I never used to use them (so much) before blogging. I think it's because I do see this kind of writing as different to say academic essays or journalism or...anything really. I see it more as conversation...or maybe something like conversation mated with correspondence...whatever... it's different and so I am quite happy to use punctuation differently whilst using this medium (also no-one ever taught me how to use the semi-colon and if I started now it would feel ridiculous...like starting to wear high heels all of a sudden or something). Plus I've always liked the whole 'write as you speak' thing anyway...it's not for everyone but I like it. I like speaking (and listening...obviously...).

x

deemikay said...

I'm very much a dilettante... with none of the positive aspects. :) I write a bit, photograph a bit and play guitar/mandolin/ukulele a bit. (I've actually been hunting for a singer for uke/voice combo... if you know anyone in the Glasgow area interested, let me know! And for those who think the uke is formby-esque and cheesy... watch this
.)

But anyway, nothing wrong with a rant! "Any arsehole can talk themselves into being a 'serious' poet. And they do. Give me musicians any day...at least they can be arseholes with a talent for something." Very true, hence why we should automatically distrust anyone who calls themself a poet. DP has one about that as well:

"I'm still embarrassed to say I'm a poet. I say I'm a writer and sometimes I say I work for the Inland Revenue, which kills the conversation. To say you're a poet is even worse."

Rachel Fox said...

On saying what you are jobwise and poetry I think
- it depends who you're talking to
- saying you're a poet just now is less of a conversation killer than it has been in some of the recent past... but it still depends who you're talking to.
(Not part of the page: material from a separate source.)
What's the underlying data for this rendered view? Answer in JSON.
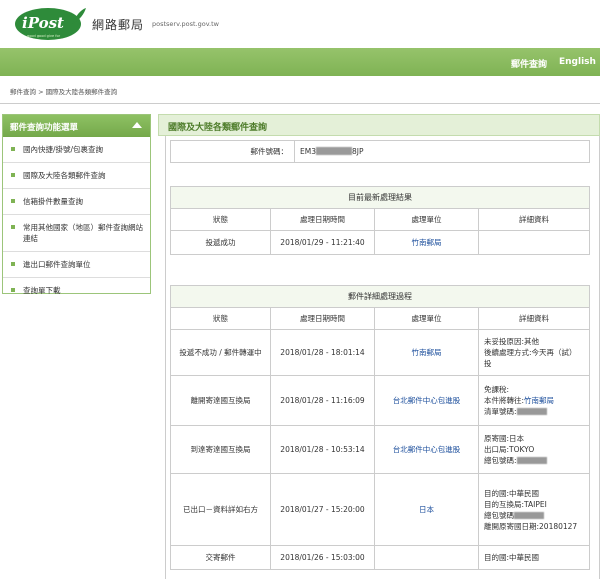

I tend to say I 'write poems' rather than I 'am a poet' (though I probably have said the latter too). There is this whole business of 'can you say it's what you do if you don't make your living from it?' It depends how much you think your living is all about money, I suppose. It depends whether you want to talk about your life and all it's complications...sometimes I just don't!
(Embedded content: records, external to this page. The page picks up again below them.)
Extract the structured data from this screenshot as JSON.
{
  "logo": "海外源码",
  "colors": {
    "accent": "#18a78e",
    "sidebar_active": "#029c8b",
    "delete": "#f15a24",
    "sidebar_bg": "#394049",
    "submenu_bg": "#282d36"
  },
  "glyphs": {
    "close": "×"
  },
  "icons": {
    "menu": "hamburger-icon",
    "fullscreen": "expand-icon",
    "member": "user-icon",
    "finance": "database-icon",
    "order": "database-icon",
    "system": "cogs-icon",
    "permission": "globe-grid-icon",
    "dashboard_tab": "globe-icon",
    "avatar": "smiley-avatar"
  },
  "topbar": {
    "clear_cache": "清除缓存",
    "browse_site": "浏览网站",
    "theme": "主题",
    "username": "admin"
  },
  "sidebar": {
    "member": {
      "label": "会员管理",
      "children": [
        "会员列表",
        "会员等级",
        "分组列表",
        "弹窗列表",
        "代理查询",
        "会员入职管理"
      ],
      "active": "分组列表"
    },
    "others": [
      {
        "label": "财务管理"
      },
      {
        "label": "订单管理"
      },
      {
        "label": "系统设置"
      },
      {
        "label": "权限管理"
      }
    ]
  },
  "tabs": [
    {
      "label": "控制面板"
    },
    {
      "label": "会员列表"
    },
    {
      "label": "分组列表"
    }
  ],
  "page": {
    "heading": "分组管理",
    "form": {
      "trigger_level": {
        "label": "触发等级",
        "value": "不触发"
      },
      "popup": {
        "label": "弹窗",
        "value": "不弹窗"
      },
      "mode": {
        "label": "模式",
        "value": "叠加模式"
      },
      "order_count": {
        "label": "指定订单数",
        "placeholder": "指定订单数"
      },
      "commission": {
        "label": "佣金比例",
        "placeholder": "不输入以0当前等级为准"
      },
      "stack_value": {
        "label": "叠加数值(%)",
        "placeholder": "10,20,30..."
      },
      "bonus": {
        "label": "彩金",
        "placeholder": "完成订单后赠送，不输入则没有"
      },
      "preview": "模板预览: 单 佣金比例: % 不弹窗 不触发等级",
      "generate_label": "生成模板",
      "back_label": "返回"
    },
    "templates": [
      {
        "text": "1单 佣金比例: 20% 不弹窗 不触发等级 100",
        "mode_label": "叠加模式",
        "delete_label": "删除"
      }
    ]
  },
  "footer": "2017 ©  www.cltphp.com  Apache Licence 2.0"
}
Sometimes I just say I'm a housewife...that's more of a shocker/conversation killer than poet these days (especially for some women...). Even worse I'm a housewife who hardly does any housework. Can you imagine...it's great.

x

Anonymous said...

I've avoided buying the Don Paterson book for so long, although every time I leaf through it I come across something classic. I guess I can't quite swallow the notion of someone actually writing a book of aphorisms. "These I must share with the world..."

And, yes, Rachel, that is one of the great moments. Additionally I've always fancied Holly Hunter. So thanks for the clip.

Rachel Fox said...

She's gorgeous, Dick, you're a man of taste. And, for me, this is her best film.
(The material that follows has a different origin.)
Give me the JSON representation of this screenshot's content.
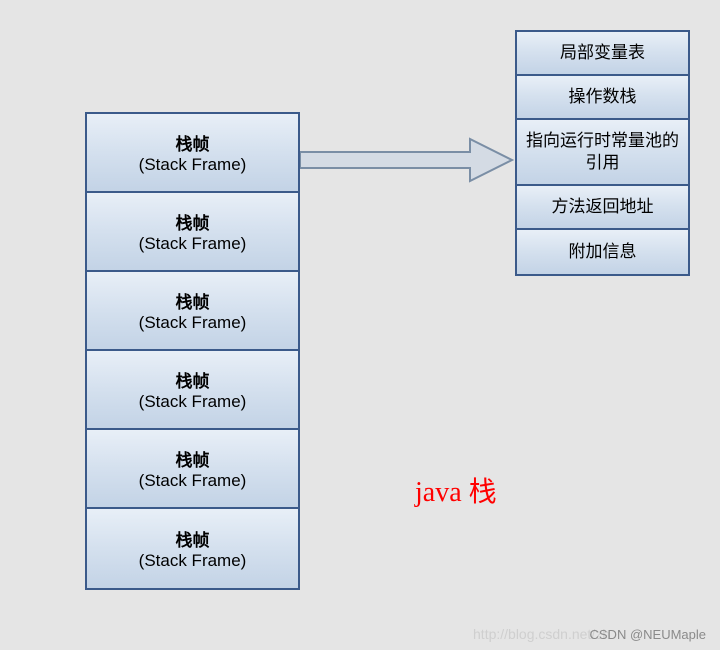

I think the DP book is worth getting. There's some great thinking, lots of very funny bits and linguistic twists and loads about music. I like conciseness too...and I know not all poets feel that way but I very often do.

x

deemikay said...

I generally don't tell anyone in Real Life that I write poems... only about, oooh, 5 people? So I can't really say if it's a conversation killer or not. :)

(PS I agree with conciseness... people go on far far too long these days!)

Rachel Fox said...

Oh yes...you'll never catch me going on and on and writing long posts and stuff like that...
x

deemikay said...

Nor me.

(See? I kept this comment to two words__ oh, damn...)

The Solitary Walker said...

Rachel, I do think that most real poets take conciseness as a 'given' - ie expressing what they want to say, have to say, in the least number of words possible - and those words as best chosen and as best related to the other words as possible. But, and this is an important but, sometimes the 'least number of words possible' is and has to be a great number of words (eg with Ginsberg).

Rachel Fox said...

Oh yes, SW, I agree...I like conciseness in its place but that doesn't mean I would ever want to be enforcing it for all occasions or anything! I mean how could I??
x

Rachel Fox said...

It appears the bit of Broadcast News is no longer viewable on yt. You'll just have to watch the film. It's great.